Here, the timing reported by HAProxy seems correct. The question is to know why if happens on the 2.4.9 and not on the 2.3.16. It may be just a log issue, but I'm unable to reproduce this behavior. I must check in the code.

Then if you see a FIN-WAIT-2 on HAProxy, it means it is waiting for the connection close from the remote end-point. HAProxy has closed the connection and this was acknowledged. But the peer has not yet closed the connection on his side. Here, it is the client application on your backends. This may come from recent changes about shutdowns but the 2.3.16 is very similar to the 2.4.9 on this point.

About difference on the number of established connections, it may be interesting to compare the reuse rate between the 2.3.16 and 2.4.9. It may explain the difference.

capflam commented 2 years ago

Honestly, I have no explanation about the timing difference you observed between the 2.4.9 and the 2.3.16.

arouene commented 2 years ago

Thanks anyway for searching! I have no explanation either... I will keep one or two haproxy 2.4, and stay on 2.3 for now. If I have more information I will update this issue, but honestly I don't know what to seek or where to look...

If you have any question, don't hesitate.

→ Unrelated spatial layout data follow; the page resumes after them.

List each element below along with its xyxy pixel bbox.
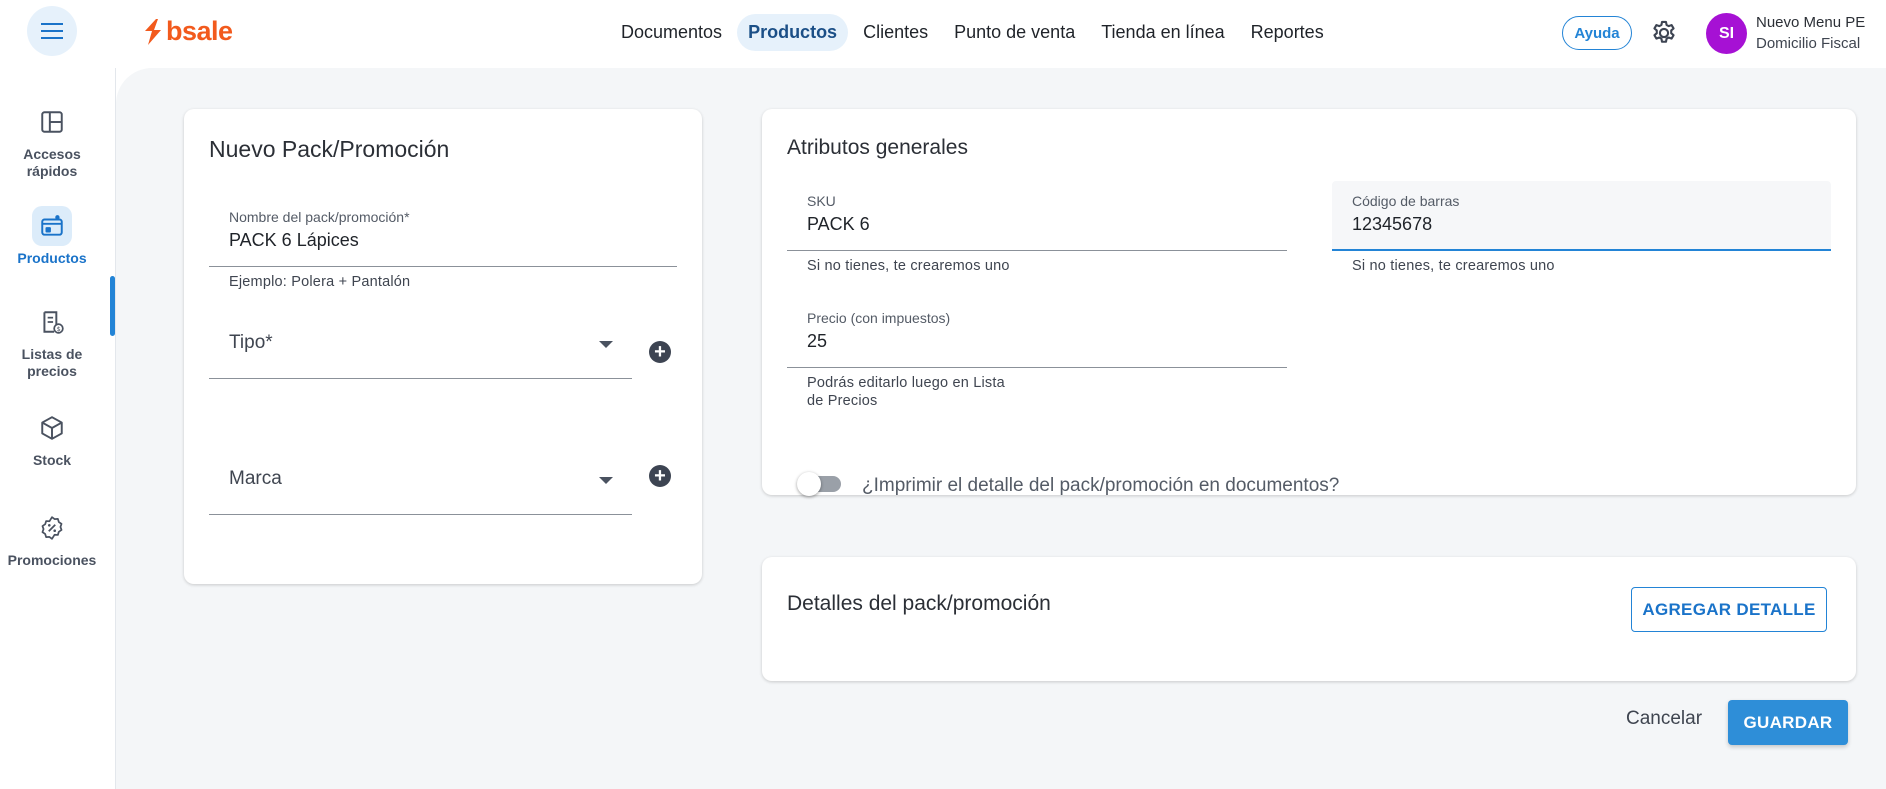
- price-list-icon: $: [32, 302, 72, 342]
- pack-form-title: Nuevo Pack/Promoción: [209, 136, 450, 162]
- sidebar-item-label: Productos: [17, 250, 87, 266]
- sku-underline: [787, 250, 1287, 251]
- pack-form-card: Nuevo Pack/Promoción Nombre del pack/pro…: [184, 109, 702, 584]
- price-hint: Podrás editarlo luego en Lista de Precio…: [807, 374, 1005, 410]
- add-detail-button[interactable]: AGREGAR DETALLE: [1631, 587, 1827, 632]
- sidebar-item-label: Stock: [32, 452, 72, 468]
- sku-value[interactable]: PACK 6: [807, 214, 870, 235]
- chevron-down-icon[interactable]: [599, 341, 613, 348]
- user-name[interactable]: Nuevo Menu PE: [1756, 14, 1865, 31]
- logo-text: bsale: [166, 16, 233, 46]
- type-placeholder: Tipo*: [229, 332, 273, 353]
- plus-icon: +: [654, 465, 666, 487]
- main-content: Nuevo Pack/Promoción Nombre del pack/pro…: [116, 68, 1886, 789]
- discount-icon: [32, 508, 72, 548]
- products-icon: [32, 206, 72, 246]
- nav-documentos[interactable]: Documentos: [610, 14, 733, 51]
- user-avatar[interactable]: SI: [1706, 13, 1747, 54]
- gear-icon[interactable]: [1650, 19, 1678, 47]
- print-detail-toggle[interactable]: [797, 472, 843, 496]
- barcode-hint: Si no tienes, te crearemos uno: [1352, 258, 1555, 274]
- sidebar-item-stock[interactable]: Stock: [0, 408, 104, 469]
- sku-hint: Si no tienes, te crearemos uno: [807, 258, 1010, 274]
- price-label: Precio (con impuestos): [807, 310, 951, 326]
- general-attributes-title: Atributos generales: [787, 136, 968, 159]
- pack-details-card: Detalles del pack/promoción AGREGAR DETA…: [762, 557, 1856, 681]
- add-type-button[interactable]: +: [649, 341, 671, 363]
- general-attributes-card: Atributos generales SKU PACK 6 Si no tie…: [762, 109, 1856, 496]
- sidebar-item-label: Promociones: [7, 552, 97, 568]
- pack-name-underline: [209, 266, 677, 267]
- cancel-button[interactable]: Cancelar: [1626, 708, 1702, 730]
- nav-productos[interactable]: Productos: [737, 14, 849, 51]
- sidebar-item-listas-de-precios[interactable]: $ Listas de precios: [0, 302, 104, 380]
- top-bar: bsale Documentos Productos Clientes Punt…: [0, 0, 1886, 68]
- brand-placeholder: Marca: [229, 468, 282, 489]
- svg-text:$: $: [57, 325, 61, 333]
- type-underline: [209, 378, 632, 379]
- nav-clientes[interactable]: Clientes: [852, 14, 939, 51]
- price-underline: [787, 367, 1287, 368]
- sidebar-item-accesos-rapidos[interactable]: Accesos rápidos: [0, 102, 104, 180]
- help-button[interactable]: Ayuda: [1562, 16, 1632, 50]
- toggle-knob: [797, 472, 821, 496]
- barcode-label: Código de barras: [1352, 193, 1460, 209]
- nav-tienda-en-linea[interactable]: Tienda en línea: [1090, 14, 1235, 51]
- plus-icon: +: [654, 341, 666, 363]
- barcode-field[interactable]: Código de barras 12345678: [1332, 181, 1831, 251]
- nav-punto-de-venta[interactable]: Punto de venta: [943, 14, 1086, 51]
- brand-underline: [209, 514, 632, 515]
- nav-reportes[interactable]: Reportes: [1240, 14, 1335, 51]
- active-indicator: [110, 276, 115, 336]
- bsale-logo[interactable]: bsale: [142, 16, 233, 47]
- price-hint-line: Podrás editarlo luego en Lista: [807, 375, 1005, 391]
- print-detail-label: ¿Imprimir el detalle del pack/promoción …: [862, 475, 1340, 496]
- pack-details-title: Detalles del pack/promoción: [787, 592, 1051, 615]
- add-brand-button[interactable]: +: [649, 465, 671, 487]
- chevron-down-icon[interactable]: [599, 477, 613, 484]
- sidebar-item-productos[interactable]: Productos: [0, 206, 104, 267]
- dashboard-icon: [32, 102, 72, 142]
- sidebar: Accesos rápidos Productos $ Listas de pr…: [0, 68, 116, 789]
- pack-name-hint: Ejemplo: Polera + Pantalón: [229, 274, 411, 290]
- sku-label: SKU: [807, 193, 836, 209]
- sidebar-item-label: Listas de precios: [21, 346, 83, 379]
- pack-name-label: Nombre del pack/promoción*: [229, 209, 410, 225]
- box-icon: [32, 408, 72, 448]
- price-value[interactable]: 25: [807, 331, 827, 352]
- barcode-value[interactable]: 12345678: [1352, 214, 1432, 235]
- main-nav: Documentos Productos Clientes Punto de v…: [610, 14, 1335, 51]
- barcode-underline: [1332, 249, 1831, 251]
- user-branch: Domicilio Fiscal: [1756, 35, 1861, 52]
- bolt-logo-icon: [145, 18, 161, 45]
- menu-icon: [41, 23, 63, 38]
- price-hint-line: de Precios: [807, 393, 878, 409]
- save-button[interactable]: GUARDAR: [1728, 700, 1848, 745]
- sidebar-item-promociones[interactable]: Promociones: [0, 508, 104, 569]
- pack-name-value[interactable]: PACK 6 Lápices: [229, 230, 359, 251]
- hamburger-menu-button[interactable]: [27, 6, 77, 56]
- sidebar-item-label: Accesos rápidos: [23, 146, 81, 179]
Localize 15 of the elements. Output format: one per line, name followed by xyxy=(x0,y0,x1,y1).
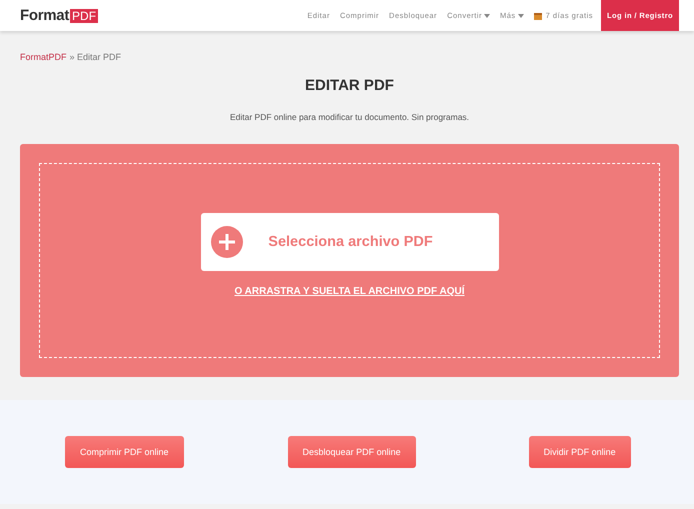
breadcrumb-current: » Editar PDF xyxy=(70,52,122,62)
breadcrumb-link[interactable]: FormatPDF xyxy=(20,52,67,62)
logo-badge[interactable]: PDF xyxy=(70,8,98,22)
drop-link[interactable]: O ARRASTRA Y SUELTA EL ARCHIVO PDF AQUÍ xyxy=(234,286,464,297)
plus-icon xyxy=(210,226,242,258)
select-file-button[interactable]: Selecciona archivo PDF xyxy=(200,213,498,271)
caret-icon xyxy=(484,14,490,18)
tool-button[interactable]: Comprimir PDF online xyxy=(65,436,184,468)
page-subtitle: Editar PDF online para modificar tu documento. Sin programas. xyxy=(228,112,470,122)
drop-zone[interactable]: Selecciona archivo PDF O ARRASTRA Y SUELTA EL ARCHIVO PDF AQUÍ xyxy=(39,163,660,358)
logo-text[interactable]: Format xyxy=(20,7,70,24)
caret-icon xyxy=(518,14,524,18)
tool-button[interactable]: Dividir PDF online xyxy=(528,436,631,468)
page-title: EDITAR PDF xyxy=(304,77,395,94)
tool-button[interactable]: Desbloquear PDF online xyxy=(288,436,416,468)
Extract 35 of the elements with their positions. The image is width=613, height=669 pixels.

capflam commented 2 years ago

Ok, I can explain the difference for %TR for HTTP/2 clients. On 2.3 and lower, it is always 0, except if you have an option to wait the request payload in your configuration. On these versions, the time to receive and parse the request headers is included in the idle time (%Ti). Since the 2.4, for HTTP/2 streams, idle time is never set because there is no easy way to measure it per stream. %TR is thus the time to receive the request from the moment the stream is created.

I have no explanation for HTTP/1 clients. But I don't know if there is a difference. After checking your graphs. The first one about %Ta mixes HTTP/2 and HTTP/1 clients. So the difference may be explained by changes on HTTP/2 only. On the last graph, you compare the difference between HTTP/1 and HTTP/2 on the 2.4 only. I suspect there is no difference in HTTP/1 between the 2.3 and the 2.4.

To be sure, you may graph the idle time (%Ti) and the request time (%TR) for HTTP/2 clients. The sum of both should be more or less the same between the 2.3 and the 2.4. For HTTP/1 clients, the graph of the request time (%TR) is enough to verify if there is any difference between versions.

capflam commented 2 years ago

I'm closing this issue with works as designed label because it seems there is no bug here. Feel free to reopen it if I'm wrong.